Self-injection locking of a gain-switched diode laser for quantum applications

The self-injection locking technique is established as a powerful method for diode laser frequency stabilization and achieving exceptional spectral purity. When a diode laser excites a mode of high-Q microresonator the backscattered wave due to Rayleigh scattering appears and enables the narrowing and frequency stabilization of the laser output. In recent studies there was reported observation of the self-injection locking regime applied to a gain-switched laser diode, revealing a dramatic spectral purification effect where the linewidth of individual comb teeth is reduced to the sub-kHz scale, comparable to a non-switched SIL laser. This configuration enables the generation of high-contrast, electrically tunable optical frequency combs with line spacing tunable over an immense range from 10 kHz to 10 GHz, governed solely by the radio-frequency modulation parameters.

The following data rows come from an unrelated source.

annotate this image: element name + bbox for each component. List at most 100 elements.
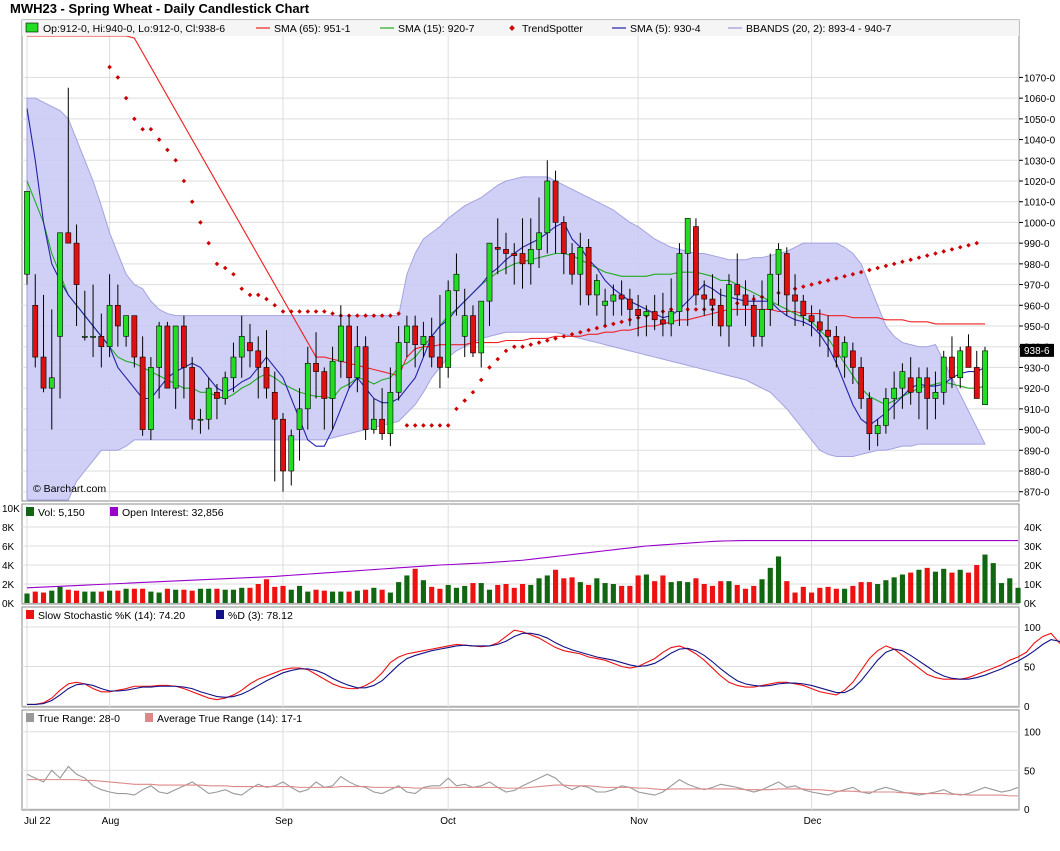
candle-body [81,336,88,338]
candle-body [750,304,757,337]
true-range-legend-icon [26,713,34,722]
volume-bar [825,586,831,603]
volume-bar [619,585,625,603]
candle-body [453,273,460,292]
candle-body [891,387,898,399]
volume-bar [1015,587,1021,603]
candle-body [593,280,600,296]
volume-legend-icon [26,507,34,516]
candle-body [106,304,113,348]
candle-body [577,246,584,275]
candle-body [263,367,270,389]
x-tick-label: Nov [630,816,648,827]
candle-body [271,391,278,420]
volume-tick-label: 10K [2,504,20,515]
volume-bar [73,590,80,603]
candle-body [172,325,179,389]
volume-bar [107,590,113,603]
volume-bar [668,582,674,603]
candle-body [874,425,881,435]
price-tick-label: 1030-0 [1024,156,1056,167]
candle-body [775,249,782,275]
atr-tick-label: 0 [1024,805,1030,816]
price-tick-label: 1010-0 [1024,198,1056,209]
x-tick-label: Aug [102,816,120,827]
legend-true-range: True Range: 28-0 [38,713,120,725]
volume-bar [709,585,716,603]
volume-bar [412,568,418,603]
price-tick-label: 870-0 [1024,488,1050,499]
candle-body [404,325,410,343]
candle-body [486,242,493,302]
candle-body [296,408,303,430]
volume-bar [396,582,402,603]
volume-bar [263,579,270,603]
candle-body [139,356,146,430]
volume-bar [321,590,327,603]
candle-body [437,356,443,368]
candle-body [337,325,344,362]
candle-body [982,350,988,406]
candle-body [552,180,559,223]
volume-bar [536,578,542,603]
candle-body [916,377,922,393]
volume-tick-label: 2K [2,580,15,591]
candle-body [57,232,63,337]
candle-body [247,342,253,352]
price-tick-label: 890-0 [1024,446,1050,457]
volume-bar [627,585,633,603]
volume-bar [974,565,980,603]
candle-body [346,325,352,379]
volume-bar [239,587,245,603]
legend-bbands: BBANDS (20, 2): 893-4 - 940-7 [746,23,891,35]
volume-bar [528,584,534,603]
candle-body [668,311,675,325]
stochastic-legend: Slow Stochastic %K (14): 74.20 %D (3): 7… [26,610,293,622]
legend-volume: Vol: 5,150 [38,507,85,519]
volume-bar [858,582,864,603]
volume-bar [470,583,476,603]
volume-bar [115,590,121,603]
volume-bar [924,567,930,603]
volume-bar [82,591,88,603]
volume-bar [610,584,616,603]
candle-body [65,232,72,244]
volume-bar [288,589,294,603]
volume-bar [230,589,237,603]
candle-body [527,249,534,265]
candle-body [833,336,840,358]
legend-trendspotter: TrendSpotter [522,23,583,35]
stoch-tick-label: 0 [1024,702,1030,713]
x-tick-label: Oct [440,816,456,827]
candle-body [494,246,501,250]
candle-body [973,367,980,399]
candle-body [470,315,476,354]
candle-body [148,367,154,430]
candle-body [164,325,171,389]
x-tick-label: Dec [804,816,822,827]
candle-body [866,398,873,435]
volume-bar [156,592,162,603]
candle-body [329,360,336,399]
candle-body [288,435,295,472]
volume-bar [718,581,724,603]
volume-bar [982,554,988,603]
candle-body [693,226,699,296]
candle-body [808,315,815,323]
volume-bar [330,591,336,603]
price-tick-label: 880-0 [1024,467,1050,478]
price-tick-label: 910-0 [1024,405,1050,416]
volume-bar [123,588,129,603]
stoch-tick-label: 50 [1024,663,1036,674]
candle-body [949,356,955,379]
volume-bar [24,593,30,603]
volume-bar [932,571,939,603]
candle-body [511,253,518,256]
volume-tick-label: 4K [2,561,15,572]
legend-sma15: SMA (15): 920-7 [398,23,475,35]
volume-bar [957,569,963,603]
volume-bar [453,587,460,603]
atr-tick-label: 50 [1024,766,1036,777]
volume-bar [346,591,352,603]
candle-body [222,377,229,399]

We demonstrate that this frequency can be continuously tuned. The unparalleled flexibility in tuning the comb's line spacing and bandwidth, combined with its spectral purity and high power, positions the GS-SIL laser as a compact and versatile technology. This technology is immediately relevant for a multitude of cutting-edge applications, including high-capacity coherent communications, precision spectroscopy, optical atomic clocks, quantum key distribution, biosensing, and LiDAR.